Discovery of a new feature of a large class of pathogenic viruses may allow development of new antiviral medications for the common cold, polio, and other illnesses, according to a new study publishing June 11 in the open-access journal PLOS Biology by Rana Abdelnabi and Johan Neyts of the University of Leuven, Belgium, and James Geraets and Sarah Butcher of the University of Helsinki and their colleagues.
Picornaviruses include rhinoviruses and enteroviruses. Rhinoviruses cause millions of cases of upper respiratory infections ("colds") yearly and contribute to asthma, and enteroviruses are responsible for millions of infections including cases such as meningitis, encephalitis and polio. There are currently no antivirals that can be used for the treatment or prevention of any of the rhino- or enteroviruses.
To replicate, viruses must interact with host cells, and in doing so, often need to change shape; stabilizing the virus particle is therefore thought to be a promising strategy for preventing replication. In a search for potential antiviral candidates, the authors found a compound that stabilized a model picornavirus. They performed cryo-electron microscopy (cryo-EM) of the drug-virus complex to determine how the drug exerted its effect. Cryo-EM involves combining thousands of two-dimensional images to develop a highly detailed three-dimensional image of the target.

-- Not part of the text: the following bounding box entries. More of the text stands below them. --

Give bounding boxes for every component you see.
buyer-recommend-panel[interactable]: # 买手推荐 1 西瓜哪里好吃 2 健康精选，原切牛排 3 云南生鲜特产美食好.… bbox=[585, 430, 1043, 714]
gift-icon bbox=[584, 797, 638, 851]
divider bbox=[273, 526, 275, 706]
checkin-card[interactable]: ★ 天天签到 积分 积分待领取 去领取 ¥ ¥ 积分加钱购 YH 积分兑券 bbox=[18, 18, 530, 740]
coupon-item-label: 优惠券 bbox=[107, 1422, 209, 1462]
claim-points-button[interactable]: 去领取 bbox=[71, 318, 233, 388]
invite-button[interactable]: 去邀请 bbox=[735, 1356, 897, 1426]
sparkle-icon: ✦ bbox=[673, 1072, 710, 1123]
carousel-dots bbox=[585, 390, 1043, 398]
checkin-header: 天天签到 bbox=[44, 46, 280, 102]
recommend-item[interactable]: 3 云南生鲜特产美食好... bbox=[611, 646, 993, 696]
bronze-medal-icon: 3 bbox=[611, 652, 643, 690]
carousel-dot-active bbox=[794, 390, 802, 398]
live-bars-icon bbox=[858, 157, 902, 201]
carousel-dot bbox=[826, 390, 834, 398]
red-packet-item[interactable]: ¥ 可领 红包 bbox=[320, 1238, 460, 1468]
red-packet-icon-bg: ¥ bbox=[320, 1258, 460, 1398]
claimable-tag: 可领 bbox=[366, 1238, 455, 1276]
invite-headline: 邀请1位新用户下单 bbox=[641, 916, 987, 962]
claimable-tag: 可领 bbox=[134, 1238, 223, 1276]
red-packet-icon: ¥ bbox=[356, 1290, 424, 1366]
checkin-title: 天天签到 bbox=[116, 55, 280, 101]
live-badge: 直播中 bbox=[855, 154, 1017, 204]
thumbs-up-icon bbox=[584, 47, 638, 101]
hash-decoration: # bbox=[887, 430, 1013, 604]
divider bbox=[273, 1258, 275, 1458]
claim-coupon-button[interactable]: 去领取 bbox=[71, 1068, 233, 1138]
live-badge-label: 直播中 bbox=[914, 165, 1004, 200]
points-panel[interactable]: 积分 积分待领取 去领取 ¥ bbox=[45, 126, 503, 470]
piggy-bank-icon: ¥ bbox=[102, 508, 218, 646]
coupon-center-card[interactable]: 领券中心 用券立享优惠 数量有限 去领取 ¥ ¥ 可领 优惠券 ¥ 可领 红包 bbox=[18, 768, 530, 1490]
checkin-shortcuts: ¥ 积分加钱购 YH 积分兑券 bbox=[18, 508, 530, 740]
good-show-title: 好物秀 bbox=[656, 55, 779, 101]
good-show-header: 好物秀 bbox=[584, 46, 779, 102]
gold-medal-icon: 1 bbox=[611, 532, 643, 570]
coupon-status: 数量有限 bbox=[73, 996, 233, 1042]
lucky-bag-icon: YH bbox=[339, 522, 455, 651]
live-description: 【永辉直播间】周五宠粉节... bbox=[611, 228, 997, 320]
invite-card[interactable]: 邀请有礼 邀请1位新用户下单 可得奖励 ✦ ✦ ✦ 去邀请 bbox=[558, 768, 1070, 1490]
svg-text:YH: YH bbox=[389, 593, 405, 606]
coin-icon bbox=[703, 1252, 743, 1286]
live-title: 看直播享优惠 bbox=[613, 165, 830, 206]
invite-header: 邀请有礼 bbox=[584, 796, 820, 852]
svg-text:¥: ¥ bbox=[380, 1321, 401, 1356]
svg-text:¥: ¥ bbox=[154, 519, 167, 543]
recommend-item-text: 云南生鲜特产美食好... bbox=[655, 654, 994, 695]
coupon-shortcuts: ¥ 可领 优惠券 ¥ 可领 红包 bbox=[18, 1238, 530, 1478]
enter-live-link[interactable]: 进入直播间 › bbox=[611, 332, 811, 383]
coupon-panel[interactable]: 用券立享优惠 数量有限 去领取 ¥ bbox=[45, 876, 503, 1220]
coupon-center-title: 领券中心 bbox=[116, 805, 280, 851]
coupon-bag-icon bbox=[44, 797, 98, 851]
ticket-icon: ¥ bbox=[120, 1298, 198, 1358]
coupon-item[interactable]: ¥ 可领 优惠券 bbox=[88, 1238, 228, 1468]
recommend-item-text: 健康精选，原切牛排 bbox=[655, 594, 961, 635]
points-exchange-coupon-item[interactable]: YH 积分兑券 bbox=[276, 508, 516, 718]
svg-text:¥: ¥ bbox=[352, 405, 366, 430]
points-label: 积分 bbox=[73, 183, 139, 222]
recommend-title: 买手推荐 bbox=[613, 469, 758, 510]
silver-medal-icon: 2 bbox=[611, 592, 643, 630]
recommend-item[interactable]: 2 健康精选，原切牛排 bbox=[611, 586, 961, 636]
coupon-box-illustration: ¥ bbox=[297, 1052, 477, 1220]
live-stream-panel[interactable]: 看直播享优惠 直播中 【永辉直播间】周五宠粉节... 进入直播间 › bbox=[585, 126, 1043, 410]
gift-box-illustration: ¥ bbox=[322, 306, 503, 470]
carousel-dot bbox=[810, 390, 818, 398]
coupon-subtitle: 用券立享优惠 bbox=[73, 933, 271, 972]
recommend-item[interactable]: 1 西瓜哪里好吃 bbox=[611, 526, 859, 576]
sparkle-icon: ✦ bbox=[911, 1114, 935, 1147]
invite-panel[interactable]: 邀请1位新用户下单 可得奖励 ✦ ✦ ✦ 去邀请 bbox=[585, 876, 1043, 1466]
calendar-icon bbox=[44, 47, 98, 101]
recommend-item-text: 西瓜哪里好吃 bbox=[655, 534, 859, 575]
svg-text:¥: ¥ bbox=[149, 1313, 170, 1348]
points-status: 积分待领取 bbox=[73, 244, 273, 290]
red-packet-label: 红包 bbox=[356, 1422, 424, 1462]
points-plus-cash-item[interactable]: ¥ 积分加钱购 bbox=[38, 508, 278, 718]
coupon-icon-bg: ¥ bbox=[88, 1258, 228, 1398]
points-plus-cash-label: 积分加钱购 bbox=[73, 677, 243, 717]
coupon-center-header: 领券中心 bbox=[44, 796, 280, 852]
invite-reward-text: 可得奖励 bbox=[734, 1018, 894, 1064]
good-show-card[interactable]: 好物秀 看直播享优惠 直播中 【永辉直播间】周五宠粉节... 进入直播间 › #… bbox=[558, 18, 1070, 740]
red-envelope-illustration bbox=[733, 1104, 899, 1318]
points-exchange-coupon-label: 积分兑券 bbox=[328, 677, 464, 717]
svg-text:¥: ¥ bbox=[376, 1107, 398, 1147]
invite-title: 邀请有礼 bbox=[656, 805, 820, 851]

Although picornaviruses have been studied for decades, the authors discovered a previously unknown pocket, or indentation, on the surface of the virus, in which the compound had lodged, thereby stabilizing it against the kind of shape change that would allow interaction with host cells. The team then used the compound as a starting point to generate multiple variants of the antiviral molecule to maximize the activity against a broad range of picornaviruses.
A major challenge in developing antiviral medications is that viruses mutate quickly, changing in ways that make a once-useful drug ineffective. While it is possible that the newly-discovered pocket may also mutate to make picornaviruses resistant to therapies developed against them, the authors suggest the pocket may be crucial enough for viral replication that viruses containing mutant versions may be less viable, making the drug relatively "resistance-proof."
Further work to develop these compounds into effective drugs is ongoing. "These results open up a new avenue for the design of broad-spectrum antivirals against rhinoviruses and enteroviruses, both of which are major human pathogens," Neyts said.